Priest Jovica's Rebellion
| Date | 10–13 March 1834 |
| Location | Derventa and Gradačac nahiye, Bosnia Eyalet (modern Bosnia and Herzegovina) |
| Result | Ottoman victory |

Belligerents
- Christian peasants (predominantly local Serbs): Ottoman Bosnia leadership

Commanders and leaders
- Jovica Ilić: Unknown

Casualties and losses
- 2,000 killed: 300 killed

= Priest Jovica's Rebellion =

1834 rebellion in Bosnian Posavina

Priest Jovica's Rebellion (поп-Јовичина буна) was a Christian peasant rebellion that broke out in the Derventa and Gradačac nahiye, in Bosnian Posavina, in 10–13 March 1834, organized by Orthodox priest Jovica Ilić from Banja Luka, stationed in Derventa at the time. The rebels were predominantly Orthodox (Serbs), but some Catholics (Croats) also joined.

Jovica Ilić corresponded with other Serbian Orthodox leaders and also sent letters to Serbian Prince Miloš Obrenović. He rallied other priests (such as Pavle Tvrtković, Milo Vitković and Stevan Avramović of Orašje) and the population around Podnovlje. Notable priests Tvrtković and Vitković who had fled to Serbia prior to the outbreak of the rebellion, had met in Požarevac with Prince Miloš whom they asked to take up the side of the Christians in Bosnia at the Porte. Those who stayed in Serbia prepared from Šabac a rebellion in the nahiye of Banja Luka, Bijeljina, Tuzla and Derventa. Tvrtković, who was Jovica's closest associate, organized people in Serbia, and at first had the support of Prince Miloš.
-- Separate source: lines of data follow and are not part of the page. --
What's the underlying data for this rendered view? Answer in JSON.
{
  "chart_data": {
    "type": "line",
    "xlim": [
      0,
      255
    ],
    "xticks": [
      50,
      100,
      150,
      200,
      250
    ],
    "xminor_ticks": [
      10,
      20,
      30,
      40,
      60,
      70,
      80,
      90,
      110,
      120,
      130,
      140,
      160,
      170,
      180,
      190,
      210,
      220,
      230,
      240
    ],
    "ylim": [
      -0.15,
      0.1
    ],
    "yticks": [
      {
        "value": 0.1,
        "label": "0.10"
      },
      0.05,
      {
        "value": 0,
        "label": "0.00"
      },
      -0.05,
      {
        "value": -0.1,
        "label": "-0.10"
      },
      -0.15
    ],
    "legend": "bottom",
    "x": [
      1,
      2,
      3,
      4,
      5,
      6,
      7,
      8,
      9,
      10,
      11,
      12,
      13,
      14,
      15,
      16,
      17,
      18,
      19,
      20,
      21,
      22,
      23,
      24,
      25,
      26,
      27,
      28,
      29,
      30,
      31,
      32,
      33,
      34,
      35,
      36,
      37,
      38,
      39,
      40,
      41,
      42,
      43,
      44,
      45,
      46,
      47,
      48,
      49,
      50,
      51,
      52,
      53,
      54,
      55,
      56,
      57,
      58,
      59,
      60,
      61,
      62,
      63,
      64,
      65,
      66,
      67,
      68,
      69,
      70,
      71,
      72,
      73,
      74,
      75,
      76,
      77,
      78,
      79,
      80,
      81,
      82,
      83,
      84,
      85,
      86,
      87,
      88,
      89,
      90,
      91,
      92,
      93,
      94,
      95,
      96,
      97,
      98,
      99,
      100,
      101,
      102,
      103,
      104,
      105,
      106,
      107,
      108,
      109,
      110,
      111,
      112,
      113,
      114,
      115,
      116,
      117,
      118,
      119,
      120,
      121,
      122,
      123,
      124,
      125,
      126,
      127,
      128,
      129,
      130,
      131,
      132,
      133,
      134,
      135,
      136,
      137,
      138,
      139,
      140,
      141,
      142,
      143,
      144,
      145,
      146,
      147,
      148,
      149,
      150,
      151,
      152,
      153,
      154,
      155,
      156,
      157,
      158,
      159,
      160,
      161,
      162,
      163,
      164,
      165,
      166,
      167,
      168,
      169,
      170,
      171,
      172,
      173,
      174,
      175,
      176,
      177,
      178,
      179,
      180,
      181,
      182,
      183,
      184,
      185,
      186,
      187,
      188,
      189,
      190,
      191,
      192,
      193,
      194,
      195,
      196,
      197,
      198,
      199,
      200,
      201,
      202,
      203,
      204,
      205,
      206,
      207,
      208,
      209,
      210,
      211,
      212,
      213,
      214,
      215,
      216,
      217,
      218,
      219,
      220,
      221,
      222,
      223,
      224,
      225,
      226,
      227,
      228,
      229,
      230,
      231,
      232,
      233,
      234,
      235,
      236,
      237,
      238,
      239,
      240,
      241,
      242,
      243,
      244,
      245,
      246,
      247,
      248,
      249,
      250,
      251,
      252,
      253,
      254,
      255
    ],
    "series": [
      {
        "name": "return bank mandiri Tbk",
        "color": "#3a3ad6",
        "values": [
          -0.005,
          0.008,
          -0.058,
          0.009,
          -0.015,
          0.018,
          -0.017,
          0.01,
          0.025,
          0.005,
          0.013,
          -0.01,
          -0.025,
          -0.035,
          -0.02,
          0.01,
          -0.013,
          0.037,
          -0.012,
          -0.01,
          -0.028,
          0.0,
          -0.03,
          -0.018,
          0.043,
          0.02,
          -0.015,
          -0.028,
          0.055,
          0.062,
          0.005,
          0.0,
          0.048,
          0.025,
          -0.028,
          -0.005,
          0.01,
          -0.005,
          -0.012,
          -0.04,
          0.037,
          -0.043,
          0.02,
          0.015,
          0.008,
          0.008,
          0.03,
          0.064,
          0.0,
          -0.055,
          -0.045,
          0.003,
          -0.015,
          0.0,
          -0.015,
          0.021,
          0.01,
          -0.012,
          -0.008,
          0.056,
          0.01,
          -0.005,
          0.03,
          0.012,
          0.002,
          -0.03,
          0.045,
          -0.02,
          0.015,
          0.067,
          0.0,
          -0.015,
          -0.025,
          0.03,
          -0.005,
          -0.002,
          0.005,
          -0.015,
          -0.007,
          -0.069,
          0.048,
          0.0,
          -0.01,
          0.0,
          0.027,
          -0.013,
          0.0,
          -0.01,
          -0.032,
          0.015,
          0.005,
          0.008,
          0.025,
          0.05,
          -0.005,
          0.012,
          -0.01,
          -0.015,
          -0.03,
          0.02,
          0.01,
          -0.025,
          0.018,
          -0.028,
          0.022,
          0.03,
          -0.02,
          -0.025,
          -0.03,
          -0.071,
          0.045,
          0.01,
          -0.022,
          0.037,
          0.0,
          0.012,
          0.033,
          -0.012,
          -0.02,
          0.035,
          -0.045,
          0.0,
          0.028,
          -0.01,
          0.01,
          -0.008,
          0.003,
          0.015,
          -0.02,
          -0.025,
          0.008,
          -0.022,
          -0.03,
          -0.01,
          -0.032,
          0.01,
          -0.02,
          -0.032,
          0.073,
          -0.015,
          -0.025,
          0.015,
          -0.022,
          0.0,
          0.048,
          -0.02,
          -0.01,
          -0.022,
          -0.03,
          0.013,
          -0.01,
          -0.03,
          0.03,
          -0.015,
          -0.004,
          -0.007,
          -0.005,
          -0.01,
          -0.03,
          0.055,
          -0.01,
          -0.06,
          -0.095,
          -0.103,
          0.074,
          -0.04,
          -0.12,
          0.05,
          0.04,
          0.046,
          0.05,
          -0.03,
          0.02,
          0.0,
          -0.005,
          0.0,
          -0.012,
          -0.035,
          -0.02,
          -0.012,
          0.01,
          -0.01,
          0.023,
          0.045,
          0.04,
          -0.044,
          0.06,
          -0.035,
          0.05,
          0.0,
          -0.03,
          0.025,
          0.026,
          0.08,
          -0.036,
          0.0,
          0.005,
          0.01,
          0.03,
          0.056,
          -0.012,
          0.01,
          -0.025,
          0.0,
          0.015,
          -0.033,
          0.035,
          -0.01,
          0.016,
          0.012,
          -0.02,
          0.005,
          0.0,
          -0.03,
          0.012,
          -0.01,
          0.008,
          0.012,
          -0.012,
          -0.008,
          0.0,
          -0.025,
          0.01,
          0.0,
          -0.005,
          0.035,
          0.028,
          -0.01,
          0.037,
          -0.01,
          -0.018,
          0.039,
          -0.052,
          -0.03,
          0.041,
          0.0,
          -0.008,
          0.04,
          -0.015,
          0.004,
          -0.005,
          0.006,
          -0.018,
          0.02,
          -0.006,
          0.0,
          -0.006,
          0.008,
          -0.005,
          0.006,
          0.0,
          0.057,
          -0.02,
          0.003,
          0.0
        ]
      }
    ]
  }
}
The rebellion broke out in the nahiye of Derventa and Gradačac in Bosnian Posavina. Odžak was set on fire by the rebels. 300 bey soldiers were killed. It was quickly suppressed by the Ottoman government. Some 600 Serbs in Derventa were killed in the aftermath. Some of the population migrated to Slavonia, part of the Habsburg monarchy. The Austrian government registered 326 immigrants to Austria, of whom 66 did not return to Bosnia. Jovica was wounded and fled across the Sava to the Habsburg monarchy. Decapitated rebel heads were put on display at the Gradačac fort walls. The Ottomans accused Jovica that he wanted to "make Serbia out of Bosnia" with the rebellion. After the collapse of the rebellion, Prince Miloš secretly received, hid and protected some of the rebel leaders and protested at the Porte due to the atrocities and penalties which had caused the uprising, and unrest not only in Bosnia but in Serbia also. Several thousand peasants were received in Serbia, especially from Bosanska Krajina, who sought refuge from feudal terror; these were settled in Podrinje and Šumadija. The rebellion echoed to Bosanska Krajina, where the Second Mašići Rebellion broke out. A similar peasant rebellion broke out in Niš.

In Majevac, near Doboj, a Serbian Orthodox convocation was held which marked 170 years since the rebellion.